Governance, risk and compliance - Enacting proactive risk management
In the highly regulated industries of finance, healthcare and energy, effectively managing a governance, risk and compliance program is crucial to containing a cybersecurity breach, especially when international data sharing is involved.
The key is to prioritize proactive risk management, in order to be more than just compliant with security policies and to change how cybersecurity practices are governed within an organization.
Moving Beyond Compliance
Typically, today’s compliance efforts are based off of a combination of operational risk management and regulatory risk management. But given the hostility of cyberspace and the rapidly evolving threat landscape, simply being compliant is not enough. Organizations must also be proactive in preventing risk in other areas, for example, reputational risk for which there is no governing or compliance standard.
True reputational risk management is an organization's worst nightmare. It‘s not just crisis communication post-breach. It is a part of a proactive approach to risk management that starts before you’ve been attacked, and before your impacted network can begin to attack your customers and partners.
Establishing the Hierarchy of Cybersecurity Governance
Organizations must work to empower the CISO, by equipping them with their own resources, authorities, and reporting regime that allows them direct access to the company’s board. Moreover, the CISO and CIO need to be in close collaboration with regards to technology decisions and security implications where these two departments can successfully partner against security risks.
Without at least equality between the CISO and the CIO, organizations are inviting significant risks as the CIO continues to roll out technologies and mobile apps, or outsource with specific companies that haven’t been properly vetted by the CISO from a cybersecurity risk perspective.
Unfortunately, greater priority is always going to be given to the advancement and growth of the company despite cybersecurity concerns for two key reasons.

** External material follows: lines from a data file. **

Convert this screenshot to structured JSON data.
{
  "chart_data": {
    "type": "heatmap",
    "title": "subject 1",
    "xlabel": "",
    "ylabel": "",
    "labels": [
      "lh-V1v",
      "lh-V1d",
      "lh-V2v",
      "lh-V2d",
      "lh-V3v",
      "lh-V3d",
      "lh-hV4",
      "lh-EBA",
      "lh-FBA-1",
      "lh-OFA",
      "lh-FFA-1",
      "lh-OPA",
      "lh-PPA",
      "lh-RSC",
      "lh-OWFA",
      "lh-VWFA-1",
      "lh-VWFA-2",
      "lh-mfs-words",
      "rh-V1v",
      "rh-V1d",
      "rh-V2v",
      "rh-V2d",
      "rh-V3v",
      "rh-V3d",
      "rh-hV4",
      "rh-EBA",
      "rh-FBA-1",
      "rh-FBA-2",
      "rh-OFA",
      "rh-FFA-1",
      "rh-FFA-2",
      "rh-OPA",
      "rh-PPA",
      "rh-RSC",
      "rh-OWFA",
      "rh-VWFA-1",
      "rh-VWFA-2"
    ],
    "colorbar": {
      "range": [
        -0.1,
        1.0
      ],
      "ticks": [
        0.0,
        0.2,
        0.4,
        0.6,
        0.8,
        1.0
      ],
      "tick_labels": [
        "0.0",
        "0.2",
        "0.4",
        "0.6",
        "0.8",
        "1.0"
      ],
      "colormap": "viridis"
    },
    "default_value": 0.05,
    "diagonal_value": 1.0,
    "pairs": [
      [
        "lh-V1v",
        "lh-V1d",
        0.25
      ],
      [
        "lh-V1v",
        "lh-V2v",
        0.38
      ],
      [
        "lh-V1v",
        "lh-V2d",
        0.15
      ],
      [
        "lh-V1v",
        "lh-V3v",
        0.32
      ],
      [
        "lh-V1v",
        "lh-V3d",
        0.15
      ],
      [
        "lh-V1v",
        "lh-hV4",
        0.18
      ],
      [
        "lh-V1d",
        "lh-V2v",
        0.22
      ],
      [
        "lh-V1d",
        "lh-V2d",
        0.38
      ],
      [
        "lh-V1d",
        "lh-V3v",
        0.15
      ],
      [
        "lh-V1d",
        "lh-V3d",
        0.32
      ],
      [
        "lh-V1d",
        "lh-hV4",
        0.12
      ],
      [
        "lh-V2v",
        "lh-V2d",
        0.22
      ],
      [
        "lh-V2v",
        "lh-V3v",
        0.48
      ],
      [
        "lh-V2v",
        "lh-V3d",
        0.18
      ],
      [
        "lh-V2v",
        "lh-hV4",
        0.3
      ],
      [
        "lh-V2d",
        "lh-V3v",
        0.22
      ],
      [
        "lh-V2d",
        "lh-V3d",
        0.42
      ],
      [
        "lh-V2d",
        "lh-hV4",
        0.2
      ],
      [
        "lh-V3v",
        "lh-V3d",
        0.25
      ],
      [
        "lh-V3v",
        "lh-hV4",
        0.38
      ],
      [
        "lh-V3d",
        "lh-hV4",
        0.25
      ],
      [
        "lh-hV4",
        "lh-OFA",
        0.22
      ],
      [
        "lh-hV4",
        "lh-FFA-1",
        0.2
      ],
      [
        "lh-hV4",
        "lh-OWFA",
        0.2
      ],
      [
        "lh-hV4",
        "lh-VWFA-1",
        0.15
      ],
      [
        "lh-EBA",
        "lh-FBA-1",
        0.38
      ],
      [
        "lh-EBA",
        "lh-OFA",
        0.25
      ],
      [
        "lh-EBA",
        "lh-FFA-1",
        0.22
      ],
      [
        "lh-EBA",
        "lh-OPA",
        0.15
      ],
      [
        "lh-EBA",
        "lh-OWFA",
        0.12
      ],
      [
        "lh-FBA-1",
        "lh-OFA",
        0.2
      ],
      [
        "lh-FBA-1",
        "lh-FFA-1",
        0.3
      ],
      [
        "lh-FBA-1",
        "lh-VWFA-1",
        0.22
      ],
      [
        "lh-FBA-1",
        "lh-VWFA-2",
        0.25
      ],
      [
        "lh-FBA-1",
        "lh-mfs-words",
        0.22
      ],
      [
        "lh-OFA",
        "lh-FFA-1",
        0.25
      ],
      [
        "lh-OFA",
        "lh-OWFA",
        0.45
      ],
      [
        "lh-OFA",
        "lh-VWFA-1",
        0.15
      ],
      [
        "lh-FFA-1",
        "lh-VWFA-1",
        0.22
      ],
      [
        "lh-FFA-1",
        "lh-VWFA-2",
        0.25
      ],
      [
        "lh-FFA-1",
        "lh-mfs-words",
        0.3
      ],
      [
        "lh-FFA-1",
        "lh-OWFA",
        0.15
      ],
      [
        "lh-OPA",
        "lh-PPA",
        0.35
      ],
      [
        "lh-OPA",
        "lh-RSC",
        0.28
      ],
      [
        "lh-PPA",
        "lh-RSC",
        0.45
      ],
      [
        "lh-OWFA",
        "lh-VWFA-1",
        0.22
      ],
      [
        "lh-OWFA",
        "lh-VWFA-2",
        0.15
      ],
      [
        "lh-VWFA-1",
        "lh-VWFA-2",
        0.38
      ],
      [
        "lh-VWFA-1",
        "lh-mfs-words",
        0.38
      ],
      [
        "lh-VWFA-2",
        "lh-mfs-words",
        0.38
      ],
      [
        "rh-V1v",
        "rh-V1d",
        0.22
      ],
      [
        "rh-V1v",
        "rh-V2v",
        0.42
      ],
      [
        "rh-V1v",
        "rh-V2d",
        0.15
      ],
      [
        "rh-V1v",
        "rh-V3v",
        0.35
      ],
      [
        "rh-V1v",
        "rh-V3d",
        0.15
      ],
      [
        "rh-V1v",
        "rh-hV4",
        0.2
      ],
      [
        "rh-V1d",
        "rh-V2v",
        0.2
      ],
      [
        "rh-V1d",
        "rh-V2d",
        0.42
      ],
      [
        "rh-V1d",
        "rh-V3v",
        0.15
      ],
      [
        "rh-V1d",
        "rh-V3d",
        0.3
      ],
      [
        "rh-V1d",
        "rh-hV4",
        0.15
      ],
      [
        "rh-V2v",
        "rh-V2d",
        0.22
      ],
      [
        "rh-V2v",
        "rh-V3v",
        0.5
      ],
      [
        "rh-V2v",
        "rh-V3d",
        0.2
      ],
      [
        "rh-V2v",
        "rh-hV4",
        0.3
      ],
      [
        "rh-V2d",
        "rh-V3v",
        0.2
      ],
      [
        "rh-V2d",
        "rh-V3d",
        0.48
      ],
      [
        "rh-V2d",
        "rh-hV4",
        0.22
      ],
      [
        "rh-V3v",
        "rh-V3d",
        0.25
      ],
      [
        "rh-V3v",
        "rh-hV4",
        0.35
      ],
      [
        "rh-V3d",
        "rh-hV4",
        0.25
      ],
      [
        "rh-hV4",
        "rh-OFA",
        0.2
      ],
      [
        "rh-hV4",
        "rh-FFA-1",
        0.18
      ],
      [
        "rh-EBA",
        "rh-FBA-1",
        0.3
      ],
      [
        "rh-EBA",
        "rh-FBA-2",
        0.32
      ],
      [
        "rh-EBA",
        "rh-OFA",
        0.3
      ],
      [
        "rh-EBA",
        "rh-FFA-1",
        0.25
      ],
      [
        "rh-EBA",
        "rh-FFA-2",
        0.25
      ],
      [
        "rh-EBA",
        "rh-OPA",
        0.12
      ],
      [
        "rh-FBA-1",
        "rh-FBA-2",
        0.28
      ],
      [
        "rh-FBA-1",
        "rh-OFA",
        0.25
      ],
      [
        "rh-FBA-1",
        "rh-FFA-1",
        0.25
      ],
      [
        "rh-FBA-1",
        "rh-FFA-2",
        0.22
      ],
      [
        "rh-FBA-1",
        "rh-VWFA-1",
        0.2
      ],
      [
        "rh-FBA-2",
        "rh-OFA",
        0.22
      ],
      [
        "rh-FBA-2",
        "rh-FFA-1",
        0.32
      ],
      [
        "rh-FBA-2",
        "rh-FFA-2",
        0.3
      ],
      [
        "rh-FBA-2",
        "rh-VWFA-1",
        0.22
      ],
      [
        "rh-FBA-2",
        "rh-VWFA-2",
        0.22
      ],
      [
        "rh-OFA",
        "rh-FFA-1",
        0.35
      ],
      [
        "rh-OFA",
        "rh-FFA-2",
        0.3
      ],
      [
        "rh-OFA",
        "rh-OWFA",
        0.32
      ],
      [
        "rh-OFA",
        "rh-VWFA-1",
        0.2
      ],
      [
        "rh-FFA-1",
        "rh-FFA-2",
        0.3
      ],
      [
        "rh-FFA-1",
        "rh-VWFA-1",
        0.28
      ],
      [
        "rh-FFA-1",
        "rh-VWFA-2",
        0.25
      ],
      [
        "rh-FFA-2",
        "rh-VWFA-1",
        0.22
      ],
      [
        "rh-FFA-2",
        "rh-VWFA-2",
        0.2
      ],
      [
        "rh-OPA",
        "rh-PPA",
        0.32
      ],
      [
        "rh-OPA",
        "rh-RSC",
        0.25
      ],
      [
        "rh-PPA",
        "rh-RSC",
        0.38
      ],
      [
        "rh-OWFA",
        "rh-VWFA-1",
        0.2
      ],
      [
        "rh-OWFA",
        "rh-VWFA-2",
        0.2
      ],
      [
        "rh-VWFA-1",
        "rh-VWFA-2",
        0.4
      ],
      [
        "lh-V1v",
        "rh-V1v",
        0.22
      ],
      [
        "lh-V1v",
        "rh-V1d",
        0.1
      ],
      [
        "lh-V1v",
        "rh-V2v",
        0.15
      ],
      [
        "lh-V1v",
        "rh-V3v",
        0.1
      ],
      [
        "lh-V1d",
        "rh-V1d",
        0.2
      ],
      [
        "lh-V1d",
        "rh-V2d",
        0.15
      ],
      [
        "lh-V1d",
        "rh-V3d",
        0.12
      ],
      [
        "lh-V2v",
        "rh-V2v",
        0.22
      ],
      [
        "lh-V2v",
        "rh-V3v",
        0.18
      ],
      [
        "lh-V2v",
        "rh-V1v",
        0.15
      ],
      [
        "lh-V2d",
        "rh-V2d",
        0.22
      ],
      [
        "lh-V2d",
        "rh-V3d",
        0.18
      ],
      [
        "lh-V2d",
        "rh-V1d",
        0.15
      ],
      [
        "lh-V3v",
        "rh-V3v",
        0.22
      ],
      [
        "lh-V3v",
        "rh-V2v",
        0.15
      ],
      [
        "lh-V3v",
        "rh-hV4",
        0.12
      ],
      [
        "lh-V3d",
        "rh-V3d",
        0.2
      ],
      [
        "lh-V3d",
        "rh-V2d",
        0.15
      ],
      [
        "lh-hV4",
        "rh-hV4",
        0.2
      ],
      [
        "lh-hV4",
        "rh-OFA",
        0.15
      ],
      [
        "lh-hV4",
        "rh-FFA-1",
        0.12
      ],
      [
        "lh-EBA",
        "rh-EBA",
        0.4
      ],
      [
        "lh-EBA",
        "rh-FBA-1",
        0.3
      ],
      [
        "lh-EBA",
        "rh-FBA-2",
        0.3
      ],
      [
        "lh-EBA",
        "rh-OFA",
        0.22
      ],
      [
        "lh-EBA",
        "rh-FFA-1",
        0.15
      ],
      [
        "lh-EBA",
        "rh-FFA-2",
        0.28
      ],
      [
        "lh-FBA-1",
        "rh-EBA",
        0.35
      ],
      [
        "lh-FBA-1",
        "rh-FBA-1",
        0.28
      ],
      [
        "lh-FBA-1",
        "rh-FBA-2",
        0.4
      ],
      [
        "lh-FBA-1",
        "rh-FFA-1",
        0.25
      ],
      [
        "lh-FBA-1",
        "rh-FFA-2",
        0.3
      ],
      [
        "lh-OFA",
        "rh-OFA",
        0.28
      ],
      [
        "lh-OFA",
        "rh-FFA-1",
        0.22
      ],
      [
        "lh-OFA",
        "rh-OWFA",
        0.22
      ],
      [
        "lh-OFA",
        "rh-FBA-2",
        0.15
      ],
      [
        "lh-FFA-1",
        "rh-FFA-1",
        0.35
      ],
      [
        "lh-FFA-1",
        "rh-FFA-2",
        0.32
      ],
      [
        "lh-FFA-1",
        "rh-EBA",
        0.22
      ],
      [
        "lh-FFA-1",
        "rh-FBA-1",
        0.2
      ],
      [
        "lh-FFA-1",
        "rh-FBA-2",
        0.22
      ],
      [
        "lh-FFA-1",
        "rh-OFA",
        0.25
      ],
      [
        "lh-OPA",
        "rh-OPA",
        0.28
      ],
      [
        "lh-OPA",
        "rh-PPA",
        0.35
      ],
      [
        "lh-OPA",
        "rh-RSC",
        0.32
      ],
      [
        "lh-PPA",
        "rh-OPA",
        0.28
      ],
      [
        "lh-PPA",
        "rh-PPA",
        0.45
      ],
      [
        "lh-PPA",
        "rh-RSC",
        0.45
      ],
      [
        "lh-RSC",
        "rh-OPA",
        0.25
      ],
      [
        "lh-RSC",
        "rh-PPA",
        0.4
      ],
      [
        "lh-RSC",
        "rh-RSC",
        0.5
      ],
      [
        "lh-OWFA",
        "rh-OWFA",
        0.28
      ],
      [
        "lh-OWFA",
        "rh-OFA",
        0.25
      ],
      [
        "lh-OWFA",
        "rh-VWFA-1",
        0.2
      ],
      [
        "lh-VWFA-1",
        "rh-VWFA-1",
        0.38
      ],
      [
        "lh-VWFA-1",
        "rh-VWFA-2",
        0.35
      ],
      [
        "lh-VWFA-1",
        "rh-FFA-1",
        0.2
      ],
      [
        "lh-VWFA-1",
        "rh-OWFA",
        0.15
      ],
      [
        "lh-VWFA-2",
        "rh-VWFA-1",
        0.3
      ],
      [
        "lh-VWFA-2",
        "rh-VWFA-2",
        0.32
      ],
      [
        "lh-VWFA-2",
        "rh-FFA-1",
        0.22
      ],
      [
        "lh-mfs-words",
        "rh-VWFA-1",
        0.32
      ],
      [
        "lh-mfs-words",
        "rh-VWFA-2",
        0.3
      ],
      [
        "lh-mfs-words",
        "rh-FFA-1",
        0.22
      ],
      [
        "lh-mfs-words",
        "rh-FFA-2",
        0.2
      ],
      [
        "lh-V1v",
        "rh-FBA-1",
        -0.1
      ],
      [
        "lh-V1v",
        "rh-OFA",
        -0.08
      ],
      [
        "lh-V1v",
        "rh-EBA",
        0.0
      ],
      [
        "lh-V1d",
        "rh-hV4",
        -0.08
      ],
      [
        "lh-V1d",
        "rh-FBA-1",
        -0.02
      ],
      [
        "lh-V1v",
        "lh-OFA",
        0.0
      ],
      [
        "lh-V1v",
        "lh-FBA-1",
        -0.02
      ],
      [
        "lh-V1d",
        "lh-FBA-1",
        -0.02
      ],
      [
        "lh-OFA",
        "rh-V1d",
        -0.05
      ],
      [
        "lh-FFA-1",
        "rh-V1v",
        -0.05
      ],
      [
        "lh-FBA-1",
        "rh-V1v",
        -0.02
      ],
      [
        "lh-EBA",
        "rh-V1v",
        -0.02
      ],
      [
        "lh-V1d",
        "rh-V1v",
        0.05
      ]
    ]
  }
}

First, most organizational structures place a CISO under the CIO - whose priorities nearly always come first. These priorities typically put the organization on the offensive, and include increasing access, efficiency, resiliency, and speed to support the growing needs of the business, all of which expand an organization’s attack surface. With limited time and budget, and a rapidly changing technological landscape, this often leaves little left for a defensive strategy.
Second, CIOs are encouraged to maintain plausible deniability, where under legal precedent they cannot be criminally liable if a breach were to occur if they weren’t aware that a security gap existed. Unfortunately, this means avoiding proactive penetration tests and hunt exercises. These would offer evidence that something has gone wrong, and that the CIO was aware of any backdoors or vulnerabilities within the company’s systems and didn’t take any action against them.
Proactive Risk Management for the Win
With these challenges around governance and compliance in mind, organizations can work to overcome them by enacting proactive risk management which involves taking the following actions:
- Create a culture that is focused on privacy that is underpinned by cybersecurity.
- Empower the CISO and the defensive mindset that is equal to the authority and budget of the CIO.
- Transition the conversation away from just IT, to a conversation around risk management and brand protection, while proactively conducting regular compromise assessments across the infrastructure and the company’s information supply chain. In the long run, it is all about the sustainability of the brand.
We can all agree that taking a strong stance on governance, risk and compliance is necessary to successfully mitigate a cyberattack. It’s how to approach them that needs serious consideration.
By focusing on proactive risk management, organizations should reconsider the power governance has, how to effectively address risk, and what being compliant truly means for the CIO, CISO and the entire board.